Arama yapmak için telefonunu aradı fakat oda yoktu işte... Düşünmemeye çalışıyordu, ölüm kendisini asla korkutmazdı fakat esmerinin ölümünün ona nasıl etkisi olacağını kestiremiyordu ve biliyordu, o adamları tanımıştı.

“ Şimdi değil! Hayır! Şimdi değil!” yaklaşık yirmi dakika boyunca sızlayan ayaklarına aldırış etmeden koşmuştu.

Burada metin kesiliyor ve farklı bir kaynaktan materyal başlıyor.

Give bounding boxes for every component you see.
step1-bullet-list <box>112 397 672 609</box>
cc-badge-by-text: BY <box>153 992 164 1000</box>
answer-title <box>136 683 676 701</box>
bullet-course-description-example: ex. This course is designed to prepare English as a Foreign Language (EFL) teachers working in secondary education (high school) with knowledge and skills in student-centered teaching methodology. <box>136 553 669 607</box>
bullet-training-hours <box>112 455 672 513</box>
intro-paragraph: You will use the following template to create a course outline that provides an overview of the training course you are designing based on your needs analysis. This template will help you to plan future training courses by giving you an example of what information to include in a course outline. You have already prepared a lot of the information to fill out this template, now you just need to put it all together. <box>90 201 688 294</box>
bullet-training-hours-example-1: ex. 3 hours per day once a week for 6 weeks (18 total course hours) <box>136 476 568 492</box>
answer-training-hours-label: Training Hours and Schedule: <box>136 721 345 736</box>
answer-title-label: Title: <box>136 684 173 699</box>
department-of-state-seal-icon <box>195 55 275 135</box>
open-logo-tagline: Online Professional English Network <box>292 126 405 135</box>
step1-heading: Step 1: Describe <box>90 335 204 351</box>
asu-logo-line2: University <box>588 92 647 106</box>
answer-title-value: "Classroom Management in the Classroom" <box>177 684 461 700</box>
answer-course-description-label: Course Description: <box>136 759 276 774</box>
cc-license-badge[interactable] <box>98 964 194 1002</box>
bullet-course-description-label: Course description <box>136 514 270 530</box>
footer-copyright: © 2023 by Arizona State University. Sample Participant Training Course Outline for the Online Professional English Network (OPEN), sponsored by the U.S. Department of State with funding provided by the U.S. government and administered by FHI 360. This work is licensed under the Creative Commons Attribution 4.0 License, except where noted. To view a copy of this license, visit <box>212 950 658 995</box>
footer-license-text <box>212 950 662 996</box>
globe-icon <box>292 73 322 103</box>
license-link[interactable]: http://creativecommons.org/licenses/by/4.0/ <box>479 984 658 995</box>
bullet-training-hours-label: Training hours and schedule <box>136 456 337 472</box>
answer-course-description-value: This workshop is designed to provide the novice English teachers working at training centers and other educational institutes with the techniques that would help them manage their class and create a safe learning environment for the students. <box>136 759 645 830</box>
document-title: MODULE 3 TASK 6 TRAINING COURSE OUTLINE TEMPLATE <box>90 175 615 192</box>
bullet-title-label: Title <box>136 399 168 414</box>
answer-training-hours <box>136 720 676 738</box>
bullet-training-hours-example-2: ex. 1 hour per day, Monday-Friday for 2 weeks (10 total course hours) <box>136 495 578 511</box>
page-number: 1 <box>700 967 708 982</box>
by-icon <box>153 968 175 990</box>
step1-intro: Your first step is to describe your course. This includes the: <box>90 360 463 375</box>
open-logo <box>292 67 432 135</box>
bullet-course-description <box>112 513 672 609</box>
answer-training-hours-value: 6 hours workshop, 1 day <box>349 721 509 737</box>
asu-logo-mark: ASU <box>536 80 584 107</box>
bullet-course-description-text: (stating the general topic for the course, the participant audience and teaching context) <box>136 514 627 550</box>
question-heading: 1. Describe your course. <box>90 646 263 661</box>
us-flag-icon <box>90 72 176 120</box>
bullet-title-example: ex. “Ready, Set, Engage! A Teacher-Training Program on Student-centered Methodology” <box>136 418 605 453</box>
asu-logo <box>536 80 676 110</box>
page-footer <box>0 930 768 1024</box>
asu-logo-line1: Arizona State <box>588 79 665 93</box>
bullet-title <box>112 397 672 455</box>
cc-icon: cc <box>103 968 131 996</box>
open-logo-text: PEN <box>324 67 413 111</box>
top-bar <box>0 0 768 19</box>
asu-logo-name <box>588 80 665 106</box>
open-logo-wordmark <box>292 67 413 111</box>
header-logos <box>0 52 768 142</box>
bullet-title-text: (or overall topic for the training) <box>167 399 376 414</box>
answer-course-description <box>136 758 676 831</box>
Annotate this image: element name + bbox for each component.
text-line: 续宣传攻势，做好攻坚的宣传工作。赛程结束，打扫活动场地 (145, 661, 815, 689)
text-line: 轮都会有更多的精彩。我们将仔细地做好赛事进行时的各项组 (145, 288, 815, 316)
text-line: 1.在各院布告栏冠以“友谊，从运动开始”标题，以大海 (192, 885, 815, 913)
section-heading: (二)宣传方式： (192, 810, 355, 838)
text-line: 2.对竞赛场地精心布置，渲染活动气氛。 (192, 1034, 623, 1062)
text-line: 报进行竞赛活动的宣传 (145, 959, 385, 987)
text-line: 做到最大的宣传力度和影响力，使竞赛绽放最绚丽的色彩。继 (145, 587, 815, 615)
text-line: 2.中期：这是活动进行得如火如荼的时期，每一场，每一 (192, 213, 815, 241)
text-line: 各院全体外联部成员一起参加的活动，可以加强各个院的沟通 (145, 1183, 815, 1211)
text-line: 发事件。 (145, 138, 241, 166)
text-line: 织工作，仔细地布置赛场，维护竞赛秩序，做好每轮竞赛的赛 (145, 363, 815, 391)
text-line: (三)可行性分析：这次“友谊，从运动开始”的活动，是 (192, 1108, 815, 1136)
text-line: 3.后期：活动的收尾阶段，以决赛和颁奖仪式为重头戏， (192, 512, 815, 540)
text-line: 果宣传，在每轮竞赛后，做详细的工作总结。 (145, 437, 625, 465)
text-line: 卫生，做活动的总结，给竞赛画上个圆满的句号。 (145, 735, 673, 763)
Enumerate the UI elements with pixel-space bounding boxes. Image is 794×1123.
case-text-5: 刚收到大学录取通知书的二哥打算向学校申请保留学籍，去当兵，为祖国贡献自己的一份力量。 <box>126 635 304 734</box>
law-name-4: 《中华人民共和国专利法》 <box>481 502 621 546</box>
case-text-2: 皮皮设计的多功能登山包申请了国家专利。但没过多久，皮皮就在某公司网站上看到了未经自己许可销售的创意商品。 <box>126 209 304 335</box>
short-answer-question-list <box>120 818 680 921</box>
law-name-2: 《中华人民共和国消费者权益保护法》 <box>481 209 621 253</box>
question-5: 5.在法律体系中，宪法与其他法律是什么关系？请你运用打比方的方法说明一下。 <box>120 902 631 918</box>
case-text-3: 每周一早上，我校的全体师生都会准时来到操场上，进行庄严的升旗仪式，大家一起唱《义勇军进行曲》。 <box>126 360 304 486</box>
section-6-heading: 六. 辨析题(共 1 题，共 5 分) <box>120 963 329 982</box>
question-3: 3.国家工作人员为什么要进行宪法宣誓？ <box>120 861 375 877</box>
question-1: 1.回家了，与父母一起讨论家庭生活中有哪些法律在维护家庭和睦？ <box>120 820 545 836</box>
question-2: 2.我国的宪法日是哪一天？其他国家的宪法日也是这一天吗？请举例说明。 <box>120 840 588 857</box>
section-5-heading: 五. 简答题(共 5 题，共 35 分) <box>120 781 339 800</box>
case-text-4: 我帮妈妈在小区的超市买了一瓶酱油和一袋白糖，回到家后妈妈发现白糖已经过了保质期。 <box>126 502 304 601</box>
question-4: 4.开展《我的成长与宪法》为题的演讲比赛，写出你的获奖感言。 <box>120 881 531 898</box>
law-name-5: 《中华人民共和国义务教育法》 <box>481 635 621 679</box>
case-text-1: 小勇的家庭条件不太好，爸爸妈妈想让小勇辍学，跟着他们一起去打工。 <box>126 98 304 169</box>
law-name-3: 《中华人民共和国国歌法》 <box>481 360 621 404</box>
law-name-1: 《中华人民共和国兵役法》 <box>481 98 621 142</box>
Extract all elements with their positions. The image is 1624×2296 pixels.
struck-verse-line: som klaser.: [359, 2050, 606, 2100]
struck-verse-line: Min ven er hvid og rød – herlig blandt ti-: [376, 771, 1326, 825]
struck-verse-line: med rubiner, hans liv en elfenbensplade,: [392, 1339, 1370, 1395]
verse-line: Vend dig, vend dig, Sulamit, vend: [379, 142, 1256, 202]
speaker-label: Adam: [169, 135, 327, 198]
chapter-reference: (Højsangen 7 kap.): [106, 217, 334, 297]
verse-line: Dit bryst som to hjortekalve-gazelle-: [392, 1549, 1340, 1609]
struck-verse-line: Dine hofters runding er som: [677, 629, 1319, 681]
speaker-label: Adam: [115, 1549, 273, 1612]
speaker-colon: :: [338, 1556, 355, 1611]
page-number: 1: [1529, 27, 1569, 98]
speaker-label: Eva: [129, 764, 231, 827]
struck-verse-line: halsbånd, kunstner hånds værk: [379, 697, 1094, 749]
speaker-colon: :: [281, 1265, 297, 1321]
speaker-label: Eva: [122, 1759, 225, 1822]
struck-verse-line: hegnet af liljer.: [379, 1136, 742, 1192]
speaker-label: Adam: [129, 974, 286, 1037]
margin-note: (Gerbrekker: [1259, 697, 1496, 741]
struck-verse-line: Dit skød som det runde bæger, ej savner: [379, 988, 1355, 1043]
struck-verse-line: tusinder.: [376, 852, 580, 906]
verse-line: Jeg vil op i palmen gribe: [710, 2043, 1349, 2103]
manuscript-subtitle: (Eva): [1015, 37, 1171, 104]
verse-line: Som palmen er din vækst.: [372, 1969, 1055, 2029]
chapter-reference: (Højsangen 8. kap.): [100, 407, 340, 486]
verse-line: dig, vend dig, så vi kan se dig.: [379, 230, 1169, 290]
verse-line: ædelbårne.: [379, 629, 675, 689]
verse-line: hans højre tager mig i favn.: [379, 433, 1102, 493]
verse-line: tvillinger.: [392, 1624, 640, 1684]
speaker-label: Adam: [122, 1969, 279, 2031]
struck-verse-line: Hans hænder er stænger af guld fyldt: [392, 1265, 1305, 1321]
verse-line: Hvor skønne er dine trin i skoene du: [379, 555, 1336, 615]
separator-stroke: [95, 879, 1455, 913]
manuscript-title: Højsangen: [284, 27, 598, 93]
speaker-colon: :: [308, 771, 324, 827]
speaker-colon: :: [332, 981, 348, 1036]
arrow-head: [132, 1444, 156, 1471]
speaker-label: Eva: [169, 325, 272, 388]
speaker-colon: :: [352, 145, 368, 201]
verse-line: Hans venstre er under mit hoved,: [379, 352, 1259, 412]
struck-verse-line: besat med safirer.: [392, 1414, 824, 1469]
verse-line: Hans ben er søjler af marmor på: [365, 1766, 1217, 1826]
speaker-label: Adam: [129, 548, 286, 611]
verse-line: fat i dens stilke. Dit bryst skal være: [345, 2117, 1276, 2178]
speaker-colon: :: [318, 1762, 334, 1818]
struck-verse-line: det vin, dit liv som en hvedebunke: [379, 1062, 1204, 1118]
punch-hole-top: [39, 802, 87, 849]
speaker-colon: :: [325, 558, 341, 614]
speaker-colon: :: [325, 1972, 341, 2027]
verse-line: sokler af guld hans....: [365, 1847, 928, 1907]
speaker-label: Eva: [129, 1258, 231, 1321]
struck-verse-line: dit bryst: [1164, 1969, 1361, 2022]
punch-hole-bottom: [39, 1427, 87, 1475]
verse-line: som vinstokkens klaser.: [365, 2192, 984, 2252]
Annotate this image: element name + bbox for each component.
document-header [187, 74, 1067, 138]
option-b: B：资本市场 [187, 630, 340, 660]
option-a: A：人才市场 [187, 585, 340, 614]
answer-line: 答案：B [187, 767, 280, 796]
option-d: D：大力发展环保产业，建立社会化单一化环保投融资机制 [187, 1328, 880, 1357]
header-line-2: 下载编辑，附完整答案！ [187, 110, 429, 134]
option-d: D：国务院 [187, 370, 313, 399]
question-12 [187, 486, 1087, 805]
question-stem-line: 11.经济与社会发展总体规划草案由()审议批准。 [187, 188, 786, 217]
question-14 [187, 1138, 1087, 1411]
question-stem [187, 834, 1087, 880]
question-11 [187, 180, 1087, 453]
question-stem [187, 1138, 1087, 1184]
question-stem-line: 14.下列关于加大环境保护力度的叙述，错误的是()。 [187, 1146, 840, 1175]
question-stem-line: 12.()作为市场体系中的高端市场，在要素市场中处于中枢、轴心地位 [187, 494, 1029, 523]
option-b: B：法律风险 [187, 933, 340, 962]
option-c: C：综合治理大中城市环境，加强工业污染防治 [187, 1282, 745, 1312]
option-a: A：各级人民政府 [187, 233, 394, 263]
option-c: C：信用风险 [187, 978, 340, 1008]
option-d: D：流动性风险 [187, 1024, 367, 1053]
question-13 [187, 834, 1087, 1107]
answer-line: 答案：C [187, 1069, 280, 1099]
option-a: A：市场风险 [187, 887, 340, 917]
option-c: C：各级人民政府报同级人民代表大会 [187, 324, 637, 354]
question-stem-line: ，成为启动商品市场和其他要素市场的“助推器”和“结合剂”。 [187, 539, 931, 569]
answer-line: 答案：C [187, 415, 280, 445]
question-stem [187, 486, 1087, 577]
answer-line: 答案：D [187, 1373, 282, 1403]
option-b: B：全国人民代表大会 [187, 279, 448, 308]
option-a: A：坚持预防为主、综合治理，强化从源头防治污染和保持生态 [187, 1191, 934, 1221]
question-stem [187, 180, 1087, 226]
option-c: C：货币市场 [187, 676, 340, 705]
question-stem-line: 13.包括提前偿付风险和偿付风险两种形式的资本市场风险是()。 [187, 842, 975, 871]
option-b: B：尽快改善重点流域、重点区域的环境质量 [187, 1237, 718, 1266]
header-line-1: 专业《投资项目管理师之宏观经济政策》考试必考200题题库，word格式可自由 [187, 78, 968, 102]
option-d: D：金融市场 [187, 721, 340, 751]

Sıkışan kalbini bir eliyle bastırıp derin bir nefes aldı. Artık ayakları onu taşıyamıyordu, dalağı şişmiş nefesi hızlanmıştı; Kalbi durmak üzereydi.

“ Lanet olsun yaa. “ Kılıç dizlerini tutup etrafındaki ağaçlara baktı yağan yağmur etkisini arttırınca üzerindeki ceketi yere fırlattı.

“ Ulan ona bir şey yapın soyunuzu kazıyacağım.” Tekrar kötüleşen yoldan ilerlerken ilerde gördüğü ışıklarla hızını biraz arttırıp olan biteni anlamaya çalışıyordu bir araba önden giderken iki kişi elindeki şeyleri kasaya atıp üzerini silkeleyip, arabaya bindiler.. Kılıç attığı her adımda ileri değilde geriye gidiyordu ayakları.

Duraksadı... Kolları iki yanında yere düşerken ıslanan gömleğine değen rüzgar yanan içini söndürmeye çalışıyor gibiydi. Gözlerini havaya dikip çenesini sıktı.

Tekrar kendine gelip olay yerine koşmaya çalıştı, geç kalmazdı o...

Kalamazdı! Yoldan çıkıp bahçeye doğru koşunca birinin toprağı eşelediğini gördü.

İste tam o sırada yıllar içinde yok olan acı yine gelip kalbini paramparça etmişti.

Gözünün önüne düşen saçları ve onları ıslatan yağmur suyunu eliyle tutmaya çalıştı... Gözlerinin önündeki mezara yaklaşamıyordu, dizlerinin üzerine çöküp önündeki yaşlı adamın hareketlerini izliyordu, biliyordu orada yattığını.

Biliyordu toprağın onun esmer bedenini örttüğünü.

Çakan şimşek etrafı aydınlatırken gözlerinden düşen damlaları öfkeyle silip boğazını yırtarcasına “ Yapma!!” diye bağırdı, korkuyordu işte, onu bir daha görememek korkusu vardı içinde. Dizleri üzerinde elleriyle yerdeki yeşilliği öfkeyle koparıp gözlerinin önüne götürdü damarları çıkmıştı sinirden.